Marseille : Le propriétaire d'un hôtel meublé jugé pour « hébergement indigne »

MAL-LOGEMENT Le tribunal correctionnel de Marseille s’est penché sur le cas d’un propriétaire d’un hôtel meublé accusé d’avoir logé des personnes vulnérables dans des conditions indignes

20 Minutes avec AFP
Le tribunal de Marseille
Le tribunal de Marseille — Alexandre Vella / 20 Minutes

Trente mois de prison​ avec sursis et 75.000 euros d'amende ont été requis lundi à Marseille contre l’exploitant d’un hôtel meublé, jugé pour avoir logé des personnes vulnérables, de vieux travailleurs immigrés, dans des conditions d’hébergement indignes.

Le procureur a réclamé la confiscation d’une somme de 246.000 euros saisie sur les comptes bancaires de Mokrane Sai, âgé de 87 ans. Absent à l’audience pour raisons médicales, l’octogénaire exploitait depuis quarante-six ans un hôtel meublé en plein cœur du quartier du Panier, derrière l’hôtel de ville, et louait ses 28 chambres à de vieux travailleurs immigrés.
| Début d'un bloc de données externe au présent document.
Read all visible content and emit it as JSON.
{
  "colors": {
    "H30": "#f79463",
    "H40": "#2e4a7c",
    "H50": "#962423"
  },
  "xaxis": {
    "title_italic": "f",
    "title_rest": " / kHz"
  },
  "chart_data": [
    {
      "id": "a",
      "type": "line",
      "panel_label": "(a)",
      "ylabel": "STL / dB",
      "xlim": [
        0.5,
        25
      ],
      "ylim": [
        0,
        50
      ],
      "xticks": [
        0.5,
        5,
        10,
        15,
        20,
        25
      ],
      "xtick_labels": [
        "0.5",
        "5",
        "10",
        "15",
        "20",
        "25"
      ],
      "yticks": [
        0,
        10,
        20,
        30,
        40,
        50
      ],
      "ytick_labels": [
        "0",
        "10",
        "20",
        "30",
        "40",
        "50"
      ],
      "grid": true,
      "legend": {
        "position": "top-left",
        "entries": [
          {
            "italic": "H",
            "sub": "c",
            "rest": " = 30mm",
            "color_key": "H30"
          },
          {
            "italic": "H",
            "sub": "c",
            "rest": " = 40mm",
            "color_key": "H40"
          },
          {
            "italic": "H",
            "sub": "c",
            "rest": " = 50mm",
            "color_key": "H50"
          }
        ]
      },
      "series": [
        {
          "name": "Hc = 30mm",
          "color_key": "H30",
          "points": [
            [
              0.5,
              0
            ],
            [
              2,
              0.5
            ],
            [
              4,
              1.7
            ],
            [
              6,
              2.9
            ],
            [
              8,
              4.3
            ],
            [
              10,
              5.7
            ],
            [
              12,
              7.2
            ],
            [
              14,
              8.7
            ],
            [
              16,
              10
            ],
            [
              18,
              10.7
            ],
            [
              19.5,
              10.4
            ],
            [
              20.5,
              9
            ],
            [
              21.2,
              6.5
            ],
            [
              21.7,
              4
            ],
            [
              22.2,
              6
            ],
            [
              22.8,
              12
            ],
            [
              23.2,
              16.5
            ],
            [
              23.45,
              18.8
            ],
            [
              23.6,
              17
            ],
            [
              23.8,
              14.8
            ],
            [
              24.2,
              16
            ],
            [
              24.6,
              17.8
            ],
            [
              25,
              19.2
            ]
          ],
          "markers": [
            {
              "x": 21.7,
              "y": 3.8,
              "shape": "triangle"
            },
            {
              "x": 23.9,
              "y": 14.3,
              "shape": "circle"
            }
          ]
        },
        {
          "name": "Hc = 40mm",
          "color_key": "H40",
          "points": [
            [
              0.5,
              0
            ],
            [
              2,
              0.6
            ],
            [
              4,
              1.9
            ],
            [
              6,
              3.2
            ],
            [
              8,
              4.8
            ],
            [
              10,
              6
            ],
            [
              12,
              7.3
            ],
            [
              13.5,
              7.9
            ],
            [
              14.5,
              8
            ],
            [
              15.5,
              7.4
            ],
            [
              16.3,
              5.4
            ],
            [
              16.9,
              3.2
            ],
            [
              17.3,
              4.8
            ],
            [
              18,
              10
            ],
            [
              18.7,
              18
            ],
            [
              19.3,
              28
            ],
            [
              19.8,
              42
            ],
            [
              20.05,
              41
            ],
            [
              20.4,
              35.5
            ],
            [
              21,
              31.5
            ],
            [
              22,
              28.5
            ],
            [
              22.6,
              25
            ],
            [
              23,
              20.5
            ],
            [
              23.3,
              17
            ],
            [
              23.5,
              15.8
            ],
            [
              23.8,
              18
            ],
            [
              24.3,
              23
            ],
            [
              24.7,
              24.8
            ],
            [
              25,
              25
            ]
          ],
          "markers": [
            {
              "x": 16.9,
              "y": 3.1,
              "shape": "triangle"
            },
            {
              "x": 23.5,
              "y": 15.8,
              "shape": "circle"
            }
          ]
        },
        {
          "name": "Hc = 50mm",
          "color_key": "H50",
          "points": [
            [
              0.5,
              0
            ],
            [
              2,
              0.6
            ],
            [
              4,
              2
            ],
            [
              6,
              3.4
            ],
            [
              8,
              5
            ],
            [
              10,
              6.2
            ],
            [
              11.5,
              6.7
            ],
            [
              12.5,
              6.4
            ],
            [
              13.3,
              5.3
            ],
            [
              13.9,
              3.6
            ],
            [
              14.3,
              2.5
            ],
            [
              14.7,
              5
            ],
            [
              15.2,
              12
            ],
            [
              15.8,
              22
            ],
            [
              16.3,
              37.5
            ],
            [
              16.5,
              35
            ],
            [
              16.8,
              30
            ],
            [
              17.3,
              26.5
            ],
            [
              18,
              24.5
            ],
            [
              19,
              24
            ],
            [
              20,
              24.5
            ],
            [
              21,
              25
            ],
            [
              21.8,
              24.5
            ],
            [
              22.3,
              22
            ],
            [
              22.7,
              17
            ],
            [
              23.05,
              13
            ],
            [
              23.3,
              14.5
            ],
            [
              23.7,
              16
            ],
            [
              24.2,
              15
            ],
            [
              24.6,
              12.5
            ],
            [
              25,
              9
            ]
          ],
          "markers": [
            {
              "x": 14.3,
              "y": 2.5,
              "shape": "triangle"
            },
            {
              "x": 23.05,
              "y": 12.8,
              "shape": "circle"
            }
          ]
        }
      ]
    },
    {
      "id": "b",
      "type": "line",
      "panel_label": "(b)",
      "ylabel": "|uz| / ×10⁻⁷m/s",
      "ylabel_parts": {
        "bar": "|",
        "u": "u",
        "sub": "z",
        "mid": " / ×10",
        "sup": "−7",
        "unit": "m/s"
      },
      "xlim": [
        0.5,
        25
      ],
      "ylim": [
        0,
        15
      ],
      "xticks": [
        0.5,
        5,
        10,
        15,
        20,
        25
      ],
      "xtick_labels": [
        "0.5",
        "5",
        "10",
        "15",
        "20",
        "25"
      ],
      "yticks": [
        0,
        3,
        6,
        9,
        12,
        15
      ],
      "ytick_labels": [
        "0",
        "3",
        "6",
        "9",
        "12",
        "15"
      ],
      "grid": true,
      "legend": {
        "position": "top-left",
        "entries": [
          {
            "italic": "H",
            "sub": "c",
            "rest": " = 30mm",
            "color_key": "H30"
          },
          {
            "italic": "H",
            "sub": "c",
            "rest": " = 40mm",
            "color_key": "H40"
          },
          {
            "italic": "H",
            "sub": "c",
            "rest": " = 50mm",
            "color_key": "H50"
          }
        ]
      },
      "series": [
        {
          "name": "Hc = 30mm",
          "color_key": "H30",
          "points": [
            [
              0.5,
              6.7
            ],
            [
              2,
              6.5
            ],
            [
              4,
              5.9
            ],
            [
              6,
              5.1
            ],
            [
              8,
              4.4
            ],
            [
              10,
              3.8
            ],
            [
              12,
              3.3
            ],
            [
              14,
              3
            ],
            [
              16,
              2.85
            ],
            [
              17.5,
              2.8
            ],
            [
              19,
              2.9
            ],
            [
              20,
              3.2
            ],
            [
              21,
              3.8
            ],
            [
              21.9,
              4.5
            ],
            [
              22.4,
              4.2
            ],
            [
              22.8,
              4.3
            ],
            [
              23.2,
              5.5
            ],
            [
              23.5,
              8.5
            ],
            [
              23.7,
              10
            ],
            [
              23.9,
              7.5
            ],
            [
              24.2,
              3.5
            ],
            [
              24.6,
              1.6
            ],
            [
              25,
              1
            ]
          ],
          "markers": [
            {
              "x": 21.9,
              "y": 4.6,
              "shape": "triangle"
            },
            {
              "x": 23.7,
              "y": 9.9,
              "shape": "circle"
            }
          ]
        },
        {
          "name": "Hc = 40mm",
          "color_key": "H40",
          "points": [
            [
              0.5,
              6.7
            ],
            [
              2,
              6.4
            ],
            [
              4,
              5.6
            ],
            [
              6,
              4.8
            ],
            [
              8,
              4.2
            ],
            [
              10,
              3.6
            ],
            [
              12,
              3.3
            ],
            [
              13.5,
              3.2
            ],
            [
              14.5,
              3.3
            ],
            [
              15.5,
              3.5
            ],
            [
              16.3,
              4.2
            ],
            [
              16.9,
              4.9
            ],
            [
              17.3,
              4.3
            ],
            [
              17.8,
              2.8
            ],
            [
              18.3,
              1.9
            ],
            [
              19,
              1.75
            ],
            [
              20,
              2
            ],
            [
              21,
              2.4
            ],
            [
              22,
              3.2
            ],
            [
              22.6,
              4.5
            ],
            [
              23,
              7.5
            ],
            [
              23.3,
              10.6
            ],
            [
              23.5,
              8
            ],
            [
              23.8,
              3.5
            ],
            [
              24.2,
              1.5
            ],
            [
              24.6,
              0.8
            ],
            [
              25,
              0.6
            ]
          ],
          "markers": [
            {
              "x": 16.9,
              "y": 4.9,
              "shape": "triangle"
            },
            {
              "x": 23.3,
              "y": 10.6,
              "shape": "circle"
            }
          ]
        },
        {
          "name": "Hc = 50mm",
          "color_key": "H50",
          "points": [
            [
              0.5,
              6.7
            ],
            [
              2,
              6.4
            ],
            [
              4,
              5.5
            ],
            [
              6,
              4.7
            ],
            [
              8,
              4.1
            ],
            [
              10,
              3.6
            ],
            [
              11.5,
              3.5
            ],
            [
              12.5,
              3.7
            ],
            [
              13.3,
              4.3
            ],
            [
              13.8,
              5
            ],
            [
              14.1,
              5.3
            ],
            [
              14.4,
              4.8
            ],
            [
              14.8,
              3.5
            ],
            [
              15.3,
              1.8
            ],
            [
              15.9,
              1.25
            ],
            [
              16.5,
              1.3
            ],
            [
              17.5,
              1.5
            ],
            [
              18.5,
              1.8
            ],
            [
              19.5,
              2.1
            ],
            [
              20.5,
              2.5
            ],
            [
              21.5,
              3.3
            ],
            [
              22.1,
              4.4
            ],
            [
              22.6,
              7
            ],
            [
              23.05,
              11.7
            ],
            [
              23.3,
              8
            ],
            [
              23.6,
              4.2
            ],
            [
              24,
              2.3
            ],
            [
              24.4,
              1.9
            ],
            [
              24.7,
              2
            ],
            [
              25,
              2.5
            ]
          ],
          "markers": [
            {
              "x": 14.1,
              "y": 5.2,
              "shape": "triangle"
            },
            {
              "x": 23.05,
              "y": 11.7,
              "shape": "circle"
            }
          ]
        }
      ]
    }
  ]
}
Fermé quelques jours après la rue d’Aubagne

Sept de ces « chibanis » avaient déposé plainte en février 2019, quelques semaines après avoir été expulsés d’un logement que certains occupaient depuis plus de trente-cinq ans. Le 30 novembre 2018, moins d’un mois après la mort de huit personnes dans l’effondrement d’un immeuble rue d’Aubagne, au cœur de la cité phocéenne, la ville avait enfin signé un arrêté de fermeture de cet hôtel. Et une indemnité d’expropriation de 542.200 euros avait été versée en 2019 au fils de Mokrane Sai, devenu propriétaire de l’immeuble.

Durant vingt ans, l’insalubrité de cet immeuble avait pourtant été relevée, au gré de plusieurs procédures d’éradication de l’habitat indigne. Sans chauffage ni eau chaude ni coin cuisine, les chambres n’avaient pas été refaites depuis l’ouverture de l’hôtel en 1972. Et les locataires fournissaient eux-mêmes le mobilier. Le jugement sera connu le 18 octobre.